1. Technical Field
The present invention relates to a semiconductor memory apparatus, and more particularly, to a semiconductor memory apparatus and a method of controlling the same.
2. Related Art
Volatile semiconductor memory apparatuses cannot maintain original data levels because data values stored in memory cells (hereinafter, simply referred to as “cells”) are changed as time passes. Therefore, a periodic refresh operation is essential to hold the data values that are stored in the cells.
Further, the semiconductor memory apparatus includes cell blocks, each of which includes a plurality of general cells, and redundant cells so as to repair defective cells among the general cells.
Therefore, a structure that determines whether or not to make the general cells or the redundant cells, which are used to repair the defective cells, active when the semiconductor memory apparatus operates in a normal state, that is, a repair set is necessarily prepared.
As shown in FIG. 1, a semiconductor memory apparatus according to the related art includes cell blocks 10, redundant cells 11, a refresh address counter 20, a pre-decoder 30, repair sets 40, and decoders 50.
The refresh address counter 20 counts a refresh address RA when a refresh signal REF is enabled.

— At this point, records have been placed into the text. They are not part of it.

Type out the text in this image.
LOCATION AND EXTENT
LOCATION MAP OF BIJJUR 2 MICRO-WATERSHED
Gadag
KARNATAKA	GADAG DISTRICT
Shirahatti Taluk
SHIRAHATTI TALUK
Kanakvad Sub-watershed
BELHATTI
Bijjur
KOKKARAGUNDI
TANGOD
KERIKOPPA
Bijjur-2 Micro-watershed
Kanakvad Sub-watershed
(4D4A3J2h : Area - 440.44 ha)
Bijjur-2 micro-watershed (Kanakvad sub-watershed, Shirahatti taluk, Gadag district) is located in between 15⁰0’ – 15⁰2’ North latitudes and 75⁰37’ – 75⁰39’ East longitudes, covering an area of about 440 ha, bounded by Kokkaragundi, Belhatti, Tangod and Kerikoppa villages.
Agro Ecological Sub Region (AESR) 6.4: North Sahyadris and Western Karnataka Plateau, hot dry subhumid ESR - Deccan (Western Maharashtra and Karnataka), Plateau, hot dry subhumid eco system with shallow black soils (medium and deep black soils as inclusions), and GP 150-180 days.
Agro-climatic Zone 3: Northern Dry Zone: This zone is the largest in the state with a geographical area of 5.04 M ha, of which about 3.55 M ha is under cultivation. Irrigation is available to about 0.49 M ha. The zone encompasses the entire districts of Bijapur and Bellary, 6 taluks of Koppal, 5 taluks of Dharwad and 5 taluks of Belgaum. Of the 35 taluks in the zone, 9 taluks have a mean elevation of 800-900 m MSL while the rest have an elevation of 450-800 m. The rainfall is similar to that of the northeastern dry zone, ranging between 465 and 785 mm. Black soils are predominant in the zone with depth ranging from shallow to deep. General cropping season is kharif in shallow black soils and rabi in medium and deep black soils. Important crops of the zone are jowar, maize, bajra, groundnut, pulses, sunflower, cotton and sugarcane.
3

The pre-decoder 30 pre-decodes the refresh address RA and a normal address NA that corresponds to a read or write command.
The refresh address RA is counted such that general cells in each of the cell blocks 10 can be sequentially activated.
The number of the repair sets 40 may vary according to a circuit design or the number of the redundant cells 11. In FIG. 1, some of the cell blocks 10 are shown among all of the cell blocks, and the redundant cells 11 are formed above and below each of the cell blocks 10. Therefore, two of the repair sets 40 are also formed at each of the cell blocks 10, for example.
As shown in FIG. 2, each of the repair sets 40 includes a first transistor M1 that has a source connected to a power supply terminal and a gate receiving a precharge signal PCG, a plurality of second transistors M2 that have gates individually receiving addresses A0 to An, which are output by the pre-decoder 30, a plurality of fuses F, each of which has one end connected to a drain of the first transistor M1 and the other end connected to a source of each of the plurality of second transistors M2, first and second inverters IV1 and IV2 that are connected to one end of the final fuse F among the plurality of fuses F, and a third transistor M3 that has a gate receiving output of the first inverter IV1, a source connected to the power supply terminal, and a drain connected to an input terminal of the first inverter IV1. When a defective cell is found among the cells of the cell blocks 10 and repaired using the redundant cell 11, the fuse F, which is connected to the second transistor M2, among the plurality of fuses F is removed. Here, the second transistor M2 receives an address (i.e., any one of the addresses A0 to An) of the repaired cell.
The repair set 40 precharges a node 1 with a high level according to the precharge signal PCG. A redundant enable signal REDEN remains enabled at a high level according to a latch operation of the first inverter IV1 and the third transistor M3. When the addresses A0 to An that are output by the pre-decoder 30 are not repaired, the corresponding fuses F are not cut off. Therefore, the node 1 is connected to a ground and thus the redundant enable signal REDEN is disabled at a low level.
Meanwhile, when the addresses A0 to An output by the pre-decoder 30 are repaired addresses, the corresponding fuses F are cut off. Therefore, the node 1 does not become a low level, and the redundant enable signal REDEN is maintained at a high level, that is, in an enabled state.
The redundant enable signal REDEN is output to the redundant cell 11. When the redundant enable signal REDEN is enabled, the corresponding redundant cell 11 becomes active.
The decoder 50 decodes the outputs of the pre-decoder 30 so as to generate row addresses, and outputs the row addresses to the cell block 11.
When the redundant enable signal REDEN is enabled, the decoder 50 does not allow the row addresses, which are obtained by decoding the outputs of the pre-decoder 30, to be output to the cell block 11.
The decoder 50 receives the same addresses as those of the repair set 40 and performs its operation. When the redundant enable signal REDEN is enabled, since the cells corresponding to the row addresses that the decoder 50 outputs are repaired using the redundant cells 11, the decoder 50 disables the row addresses.
As described above, the repair sets 40 always operate during a refresh operation as well as a normal operation.
The semiconductor memory apparatus according to the related art increases a refresh current because the repair sets always operate during the refresh operation. Further, the refresh current is one of the important factors that determine performance of the semiconductor memory apparatus. Therefore, the performance of the semiconductor memory apparatus may be lowered due to an increase in the refresh current.